Not sure what all of the capital-raiser crowd gets, I haven't used them so I haven't had the chance to find out. But I think they work like I mentioned above, in other words, there is a set-aside for bringing all of the capital and it is prorated depending on the percentage of the total capital that is brought.
Well I guess you could consider me a co-GP, but I would not be bringing equity to the GP, just rolling in my fee to the GP..
Bring half of the GP capital you mean? Or half of the LP capital? I would raise all the LP capital, and probably make it so they had to commit 3-5%.
There's a lot of ways to analyze what I should get, but I think an easy one is, if I were go get 4% of the LP equity, and the GP carry in the deal is 20%, 4% LP equity=16% GP equity. But of course the GP promote is a much riskier cash flow because they might not ever earn it, so it should be applied a discount rate. I could do the long and detailed run-through of a dcf using a 20% discount rate for GP promote cash flows and say 12% discount for LP cash flows and see what equity % makes them equal, or I could just roughly apply a 10-15 point premium to the 16% equity and shoot for about 25-30% of the GP.
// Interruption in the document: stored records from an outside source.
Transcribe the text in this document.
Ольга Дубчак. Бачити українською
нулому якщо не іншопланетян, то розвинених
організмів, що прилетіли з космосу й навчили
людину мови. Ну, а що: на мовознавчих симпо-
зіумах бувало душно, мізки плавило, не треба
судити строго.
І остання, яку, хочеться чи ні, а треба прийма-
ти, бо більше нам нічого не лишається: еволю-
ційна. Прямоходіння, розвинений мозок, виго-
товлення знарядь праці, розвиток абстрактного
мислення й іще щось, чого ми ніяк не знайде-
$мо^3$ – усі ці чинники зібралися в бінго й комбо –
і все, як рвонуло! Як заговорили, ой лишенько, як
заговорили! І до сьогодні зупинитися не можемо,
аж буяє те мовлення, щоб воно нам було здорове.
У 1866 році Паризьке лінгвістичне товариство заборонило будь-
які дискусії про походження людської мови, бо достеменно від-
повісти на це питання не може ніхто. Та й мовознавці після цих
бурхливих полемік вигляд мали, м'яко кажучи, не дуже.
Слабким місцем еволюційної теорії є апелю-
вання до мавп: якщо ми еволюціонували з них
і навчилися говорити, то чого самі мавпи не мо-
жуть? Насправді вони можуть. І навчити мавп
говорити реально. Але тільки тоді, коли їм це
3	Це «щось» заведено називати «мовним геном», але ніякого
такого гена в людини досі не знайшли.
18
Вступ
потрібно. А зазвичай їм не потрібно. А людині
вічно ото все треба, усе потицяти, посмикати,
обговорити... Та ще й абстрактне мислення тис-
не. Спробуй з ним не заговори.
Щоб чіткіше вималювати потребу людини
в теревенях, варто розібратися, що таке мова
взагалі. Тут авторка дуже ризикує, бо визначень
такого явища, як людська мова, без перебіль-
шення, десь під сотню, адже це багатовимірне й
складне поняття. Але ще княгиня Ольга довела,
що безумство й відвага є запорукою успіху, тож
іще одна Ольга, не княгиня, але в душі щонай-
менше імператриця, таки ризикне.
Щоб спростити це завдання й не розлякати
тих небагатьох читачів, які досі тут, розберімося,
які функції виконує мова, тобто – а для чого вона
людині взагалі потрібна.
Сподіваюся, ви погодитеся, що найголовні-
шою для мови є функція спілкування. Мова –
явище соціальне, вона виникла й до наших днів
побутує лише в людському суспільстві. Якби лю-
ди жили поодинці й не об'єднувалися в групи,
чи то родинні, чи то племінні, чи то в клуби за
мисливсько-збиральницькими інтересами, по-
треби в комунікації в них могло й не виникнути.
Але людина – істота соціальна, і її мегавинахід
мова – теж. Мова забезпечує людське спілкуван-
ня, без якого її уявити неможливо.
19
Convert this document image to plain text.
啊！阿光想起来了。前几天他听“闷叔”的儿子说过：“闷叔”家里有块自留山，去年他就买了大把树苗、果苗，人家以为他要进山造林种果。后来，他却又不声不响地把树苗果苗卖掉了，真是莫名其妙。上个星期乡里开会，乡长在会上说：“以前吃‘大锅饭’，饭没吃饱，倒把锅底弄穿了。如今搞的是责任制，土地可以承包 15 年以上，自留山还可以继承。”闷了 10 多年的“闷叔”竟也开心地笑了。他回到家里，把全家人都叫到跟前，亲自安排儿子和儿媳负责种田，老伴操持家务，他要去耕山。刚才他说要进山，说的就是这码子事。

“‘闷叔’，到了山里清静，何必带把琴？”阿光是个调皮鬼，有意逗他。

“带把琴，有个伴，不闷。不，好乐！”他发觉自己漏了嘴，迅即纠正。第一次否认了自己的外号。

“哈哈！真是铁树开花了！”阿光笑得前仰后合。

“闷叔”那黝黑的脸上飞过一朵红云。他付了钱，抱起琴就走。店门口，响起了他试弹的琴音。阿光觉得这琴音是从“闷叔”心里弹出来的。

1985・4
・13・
What do you think of it in that sense?
Ultimately, I need to convince these GP's, who are used to dealing with friends and family money, where they were lucky enough to split all cash flows 50/50, pari passu, and have the loans co-guaranteed, to take a deal with a 20% carry, an 8% pref, serious collateral put up, etc. They don't know what institutional capital deals look like and they for some reason think they should pay me very little fees, and should be taking 50% of the profits of a project. I need to get their heads out of the clouds.